The conditional transfer is regulated by Section 25 of The Transfer of Property Act of 1882. Any transfer that has conditions attached to it from one party to the other party is conditional in property law.
For example, X offers to transfer his property to Y, but the condition attached is that Y has to give up his car. So this transfer is completed when Y agrees and gives his vehicle for receiving the property.
This is a conditional transfer in property law.
Conditional Transfer in Property Law
Some key points make the conditional transfer in property law a valid one.
- The conditions should not be prohibited by law.
- The conditions imposed should not involve any fraud or coercion acts.
- The conditional transfer in property law must not expect impossible or life-threatening tasks or acts.
- There should be no public policy and interest violations when making a conditional transfer in property law.
- The party should not transfer based on any immoral motives.
- The conditional transfer in property law should be free from any act that causes harm and damage to a person or any property.
Different Types of Conditional Transfer in Property Law
As per the Transfer of Property Act 1882, there are three types of specific conditional transfer in property law, and other types are imposed at times when transferring land documents.
The types should also abide by the requirements of a valid conditional transfer in property law as per Section 25.
1. Condition Precedent: As per Section 26 of the Transfer of Property Act 1882, the conditions that must be fulfilled before the property transfer is called a condition precedent.
- It is not mandatory or strictly followed by the parties when the actual transfer occurs as per the conditional transfer in property law. It can also be done with substantial compliance with the Transfer.
- Any party can ask for a condition with substantial compliance before the land documents are transferred to the other party’s name.
Wilkinson vs. Wilkinson
- The party asked the other party to end the marriage and divorce the husband for the transfer to be completed.
- This is an immoral act that violates the other party’s interests. Hence, it was termed void, and the court held it invalid to go through with an act against public policy.
2. Condition subsequent: As per Section 29 of the Transfer of Property Act 1882, the conditions that must be fulfilled after the property transfer is called a condition subsequent.

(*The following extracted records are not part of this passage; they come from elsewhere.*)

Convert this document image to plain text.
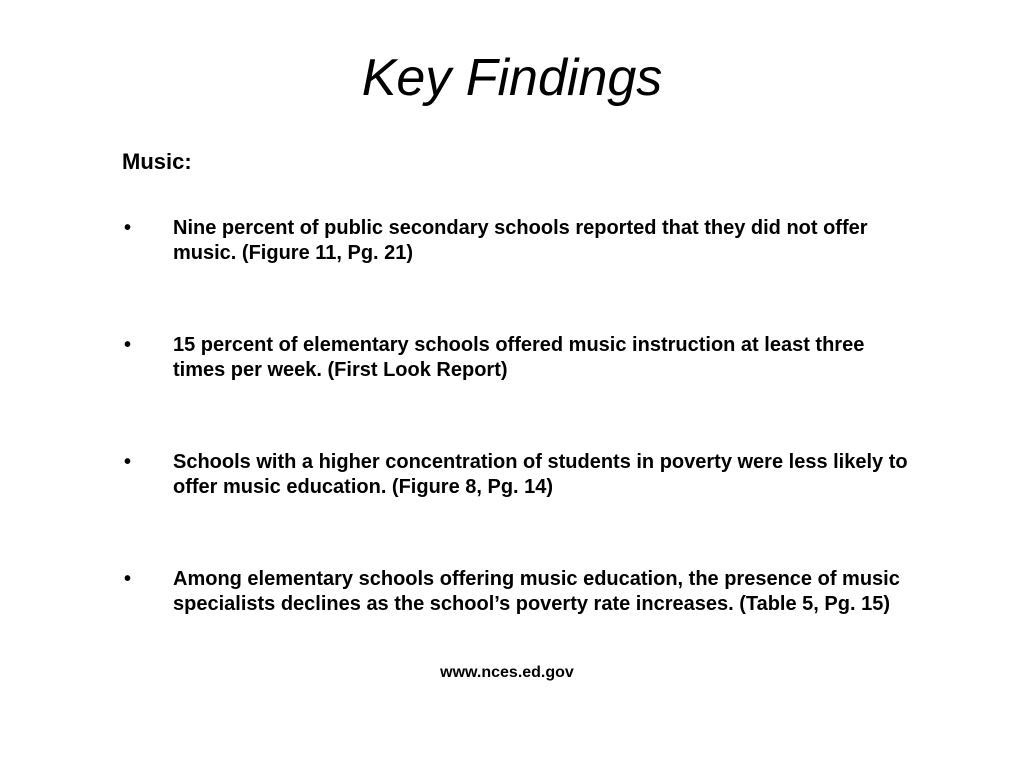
Key Findings
Music:
• Nine percent of public secondary schools reported that they did not offer music. (Figure 11, Pg. 21)
• 15 percent of elementary schools offered music instruction at least three times per week. (First Look Report)
• Schools with a higher concentration of students in poverty were less likely to offer music education. (Figure 8, Pg. 14)
• Among elementary schools offering music education, the presence of music specialists declines as the school’s poverty rate increases. (Table 5, Pg. 15)
www.nces.ed.gov
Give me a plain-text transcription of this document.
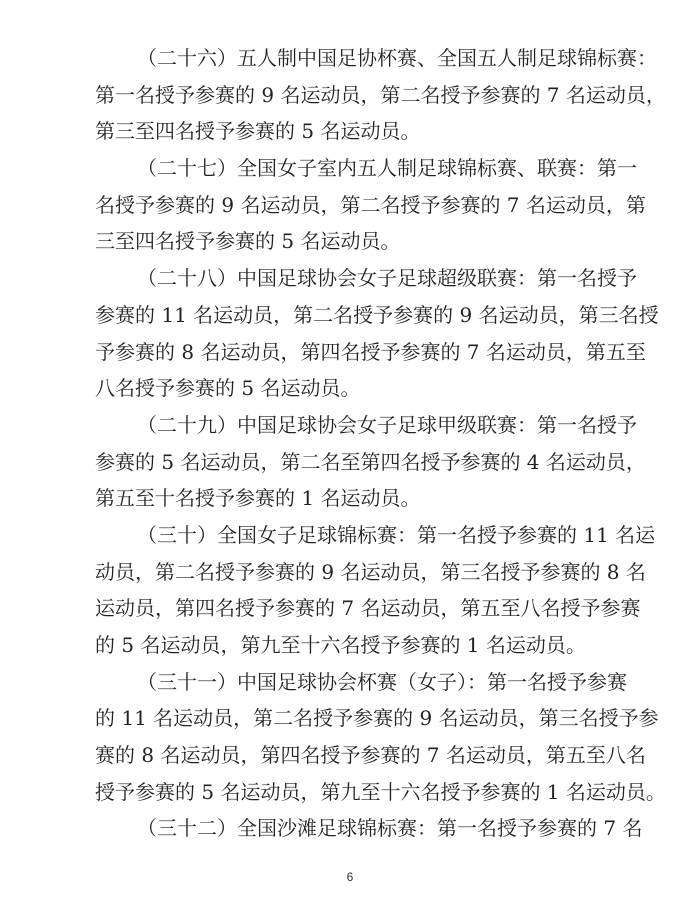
（二十六）五人制中国足协杯赛、全国五人制足球锦标赛：
第一名授予参赛的 9 名运动员，第二名授予参赛的 7 名运动员，
第三至四名授予参赛的 5 名运动员。
（二十七）全国女子室内五人制足球锦标赛、联赛：第一
名授予参赛的 9 名运动员，第二名授予参赛的 7 名运动员，第
三至四名授予参赛的 5 名运动员。
（二十八）中国足球协会女子足球超级联赛：第一名授予
参赛的 11 名运动员，第二名授予参赛的 9 名运动员，第三名授
予参赛的 8 名运动员，第四名授予参赛的 7 名运动员，第五至
八名授予参赛的 5 名运动员。
（二十九）中国足球协会女子足球甲级联赛：第一名授予
参赛的 5 名运动员，第二名至第四名授予参赛的 4 名运动员，
第五至十名授予参赛的 1 名运动员。
（三十）全国女子足球锦标赛：第一名授予参赛的 11 名运
动员，第二名授予参赛的 9 名运动员，第三名授予参赛的 8 名
运动员，第四名授予参赛的 7 名运动员，第五至八名授予参赛
的 5 名运动员，第九至十六名授予参赛的 1 名运动员。
（三十一）中国足球协会杯赛（女子）：第一名授予参赛
的 11 名运动员，第二名授予参赛的 9 名运动员，第三名授予参
赛的 8 名运动员，第四名授予参赛的 7 名运动员，第五至八名
授予参赛的 5 名运动员，第九至十六名授予参赛的 1 名运动员。
（三十二）全国沙滩足球锦标赛：第一名授予参赛的 7 名
6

- It is a mandatory condition that is to be strictly followed and completed. The transfer can be completed only after the subsequent has been done.
- An essential factor and requirement are that the conditional transfer in property law should be lawful and must not have fraudulent actions involved. If found to be unlawful, it will be void and cancelled by the court.
- For example, X offers to transfer the property to you on the condition that Y causes injury to Z. This is immoral and void. The transfer cannot go through with such types of conditions.
3. Condition collateral: Simultaneously fulfilling the conditions after the property transfer is condition collateral.
- This is to be followed accordingly and strictly to keep the transfer valid and avoid it from going invalid.
- The transfer will break down once the necessary has been done.
- The Hon’ble Supreme Court clarified during a case (2018) that if there are no signs about the acceptance of the transfer of property if the donor has possession of the gift involved during his lifetime.
- If the gift is not transferred, it will be cancelled at the option of the donor because there was no violation of principle and interests involved.
- The donor has such rights for cancellation of gift deeds and takes necessary legal consultation for understanding the process.
The other types of conditional transfer in property law.
As per Section 27 of the Transfer of Property Act 1882,
- A transfer can be made again by a party if one of them fails the first time they do it.
- Transferor A can choose C as transferee B has not completed the task as per the law.
- The prior disposition of the conditional transfer in property law is to be taken seriously.
- Only valid conditions can be fulfilled again if the prior task fails.
- The subsequent transfer comes into effect to break down the conditional transfer in property law.
Doctrine of Acceleration
- This will assess that the property from one party is to be given to another party if any of the first conditions fails as it was never vested for them.
- For example, A wants to transfer the property to B, and B cannot fulfil the conditions, or the transfer was not successful, or the property is unregistered. Then the property is accelerated to their legal heirs and children.
- The doctrine of Acceleration does not apply when it is a gift unless there is a specific manner of failure involved where it can be applied for another transfer.
- This counts as an exception to the conditional transfer in property law. However, the party may also take legal consultation to know where this is applicable.
- This applies here as this affects any ulterior disposition motives.
- The vested property may have conditions, and if it does not get fulfilled, the ulterior disposition takes place, and the property is transferred to the ultimate beneficiary of the other party.
Some many crucial factors and conditions are stated in the conditional transfer in property law as per the Transfer of Property Act 1882. An individual must be knowledgeable about the different provisions related to it to take better responsibility and resolutions.